There is hardly in today’s dynamic world and its economics, a room for any self-styled, “Mr Know-all” leader. To lead is to accept that the team has better constituents than your own self. And that is recognition of not being important. This will lead to team work, as captured poetically by, William Shakespeare in Henry Vth, ….” Many things, having full reference, to One Consent, may work contrarily. As many arrows loosed several ways, fly to one mark as many meet in one town, as many fresh streams meet one salt sea, so may a thousand actions once afoot, end in one purpose, and be all well borne without defeat”. This one man who claims self-importance can find his role reduced to gathering the different view of the team members. Just that! An over-arching view and perspective does not create self-importance. If as a manager, you possess a thought not to create a large reservoir of successors to critical positions for fear of losing self-perceived importance; it is a sad tale of corporate behaviour.

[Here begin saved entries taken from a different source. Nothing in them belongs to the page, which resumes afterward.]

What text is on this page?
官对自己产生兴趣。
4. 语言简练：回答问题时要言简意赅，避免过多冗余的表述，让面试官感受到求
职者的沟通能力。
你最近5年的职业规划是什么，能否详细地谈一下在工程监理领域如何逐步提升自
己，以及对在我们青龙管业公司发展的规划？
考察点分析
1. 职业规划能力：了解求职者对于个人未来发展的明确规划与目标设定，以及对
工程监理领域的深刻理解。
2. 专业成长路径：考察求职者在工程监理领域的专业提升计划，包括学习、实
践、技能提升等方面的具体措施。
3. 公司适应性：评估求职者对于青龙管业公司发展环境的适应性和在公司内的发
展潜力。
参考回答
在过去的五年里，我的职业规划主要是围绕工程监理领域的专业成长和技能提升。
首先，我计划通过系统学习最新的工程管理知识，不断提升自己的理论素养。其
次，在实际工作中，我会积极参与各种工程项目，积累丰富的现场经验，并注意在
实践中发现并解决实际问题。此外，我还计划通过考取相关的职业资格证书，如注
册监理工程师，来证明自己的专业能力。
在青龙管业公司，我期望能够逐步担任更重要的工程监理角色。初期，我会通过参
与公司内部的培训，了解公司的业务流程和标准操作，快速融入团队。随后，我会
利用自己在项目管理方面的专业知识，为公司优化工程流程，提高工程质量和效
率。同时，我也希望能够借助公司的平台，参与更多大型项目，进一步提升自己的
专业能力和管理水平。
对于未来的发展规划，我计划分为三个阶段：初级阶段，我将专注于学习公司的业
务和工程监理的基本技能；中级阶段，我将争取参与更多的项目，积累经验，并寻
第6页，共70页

Subscription to the view that what is good for the entity, man not be good for the self-important manager, will cause this deceitful manager to make effort towards seeing that there are not too many “aspirants” around him. Those managers who consider themselves great, are not great, but in the least they are good imposters. JK Galbraith, the economist remarked, “The Salary of the chief executive officer (for my purpose, read here chief important officer!) is not a market reward for achievement. It is frequently a warm personal gesture by the individual to himself”. CEOs, regardless to any bright side to their personalities, suffer equally from the ailment of being “I am important”.
The great and important (all self-styled) demand reverence. Nikita Khrushchev with great courage has this to say, only after the terminator, Franz Joseph Stalin was dead, “When Stalin says, ‘dance’; a wise man dances”. If you are dancing to the supervisor, the “important” pied piper tunes, in your division, who believes, he is important and a “corporate Stalin”, wait... he will be proven wrong. All the important men are in cemetery and only the unimportant outside it.